Justiça

Empreendimento construído em interior da Área de Proteção Ambiental é alvo do MPBA

Divulgação Prefeitura de Casa Nova

O MPBA solicitou à Justiça que condene a empresa a demolir a construção, desfazer as demais intervenções e realizar a recuperação da área degradada

Publicado em 26/07/2022, às 17h41    Divulgação Prefeitura de Casa Nova    Redação BNews

O Ministério Público da Bahia (MPBA) identificou irregularidades no processo de licenciamento ambiental e execução de obras do Loteamento Enseada das Dunas I, que fica nas margens do Lago de Sobradinho, no Município de Casa Nova. Segundo o órgão, tanto o Município quanto a Construtora Terra Santa Ltda foram acionadas.

Ainda de acordo com o MPBA, o empreendimento está sendo construído no interior da Área de Proteção Ambiental (APA) do Lago de Sobradinho e próximo à área de preservação permanente com relevante supressão de vegetação apesar de ter “falsamente” informado no pedido de licenciamento que não se localizava em área de APA.

Sobre as irregularidades, as promotoras de Justiça Heline Esteves Alves e Patrícia Camilo Silva apontam que não há anuência prévia da entidade gestora da APA (Secretaria Estadual de Meio Ambiente) para implantação do loteamento, o que torna a licença ambiental concedida pelo Município nula; a inadequação do procedimento licenciatório empregado em razão do porte e potencial poluidor do empreendimento; a ausência de apresentação de avaliação de impacto ambiental; dentre outros.

As promotoras relatam ainda que o Centro Integrado de Geoinformação (CIGEO) do MP identificou aproximadamente 10,55 hectares de vegetação suprimida com realização de benfeitorias a aproximadamente 126 metros de distância do lago de Sobradinho e nas proximidades de um curso d’água mapeado como “rio de regime temporário”.

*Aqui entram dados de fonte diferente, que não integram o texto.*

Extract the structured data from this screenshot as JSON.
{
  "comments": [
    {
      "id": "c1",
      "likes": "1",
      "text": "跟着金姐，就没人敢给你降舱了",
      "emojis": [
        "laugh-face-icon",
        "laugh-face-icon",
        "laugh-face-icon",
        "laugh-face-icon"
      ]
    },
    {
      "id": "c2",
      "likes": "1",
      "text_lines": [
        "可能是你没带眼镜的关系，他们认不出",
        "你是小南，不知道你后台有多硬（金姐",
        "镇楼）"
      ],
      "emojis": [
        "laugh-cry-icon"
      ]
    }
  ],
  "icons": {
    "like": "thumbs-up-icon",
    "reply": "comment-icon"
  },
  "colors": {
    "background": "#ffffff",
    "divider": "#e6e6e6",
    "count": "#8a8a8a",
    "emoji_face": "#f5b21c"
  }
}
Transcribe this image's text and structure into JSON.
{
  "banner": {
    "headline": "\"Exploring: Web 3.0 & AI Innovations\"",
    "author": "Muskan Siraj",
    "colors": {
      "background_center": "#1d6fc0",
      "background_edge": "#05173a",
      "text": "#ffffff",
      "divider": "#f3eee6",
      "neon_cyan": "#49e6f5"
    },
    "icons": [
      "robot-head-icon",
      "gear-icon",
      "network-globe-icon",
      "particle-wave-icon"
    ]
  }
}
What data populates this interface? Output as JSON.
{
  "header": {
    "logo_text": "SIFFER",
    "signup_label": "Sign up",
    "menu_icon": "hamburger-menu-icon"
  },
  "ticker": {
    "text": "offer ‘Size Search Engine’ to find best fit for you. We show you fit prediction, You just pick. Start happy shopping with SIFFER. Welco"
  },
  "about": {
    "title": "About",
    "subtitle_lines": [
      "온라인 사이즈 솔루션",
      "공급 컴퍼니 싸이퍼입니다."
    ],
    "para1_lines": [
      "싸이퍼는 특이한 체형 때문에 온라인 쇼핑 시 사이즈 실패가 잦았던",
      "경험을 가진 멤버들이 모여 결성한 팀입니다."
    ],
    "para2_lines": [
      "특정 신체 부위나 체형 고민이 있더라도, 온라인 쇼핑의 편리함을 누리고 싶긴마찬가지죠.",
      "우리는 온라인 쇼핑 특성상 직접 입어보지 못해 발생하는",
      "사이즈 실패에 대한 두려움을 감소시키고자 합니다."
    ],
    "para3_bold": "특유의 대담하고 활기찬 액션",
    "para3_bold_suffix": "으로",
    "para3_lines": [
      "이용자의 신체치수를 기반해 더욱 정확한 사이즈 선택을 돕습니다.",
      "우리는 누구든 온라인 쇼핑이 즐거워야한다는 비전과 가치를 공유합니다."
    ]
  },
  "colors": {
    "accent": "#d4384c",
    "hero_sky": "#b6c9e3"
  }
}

Foi solicitado à Justiça deferimento de medida liminar que proíba a Construtora Terra Santa de fazer propagandas de vendas de lotes, devendo retirar as já existentes; de comercializar, a título oneroso ou gratuito, qualquer lote ou títulos imobiliários decorrente do loteamento ilícito; de realizar quaisquer novas obras de melhoria ou de infraestrutura ou alteração ao ambiente no empreendimento. Além disso, que obrigue o Município a suspender a eficácia da Licença Unificada concedida ao empreendimento.

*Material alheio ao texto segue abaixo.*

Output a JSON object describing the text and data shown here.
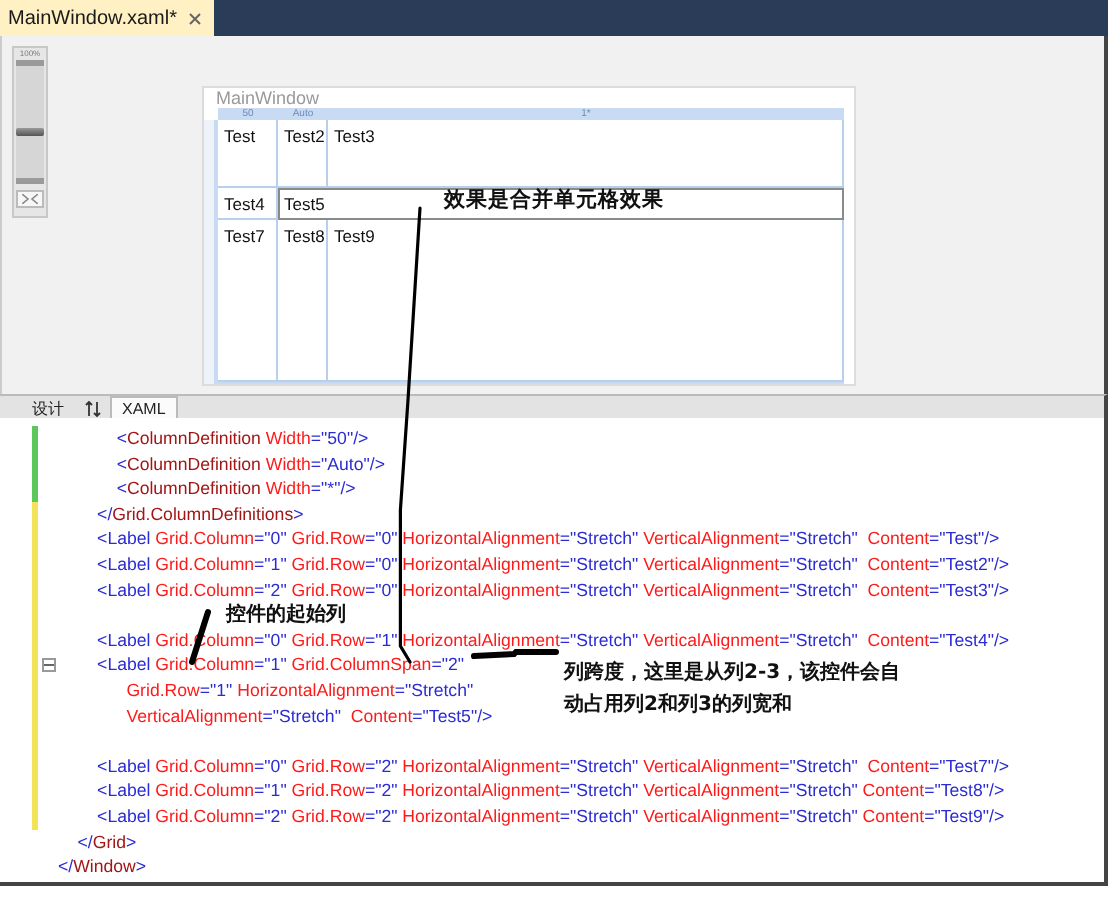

Por fim, quando julgada a ação, as promotoras solicitam à Justiça que reconhecida a nulidade da licença, condene a empresa a demolir as benfeitorias construídas no local, desfazer as demais intervenções e realizar a recuperação da área degradada ou revegetação, regeneração, recuperação ou enriquecimento da vegetação nativa e das áreas de preservação permanente identificadas no imóvel; e a efetuar o pagamento de indenização patrimonial pelos danos materiais causados ao meio ambiente.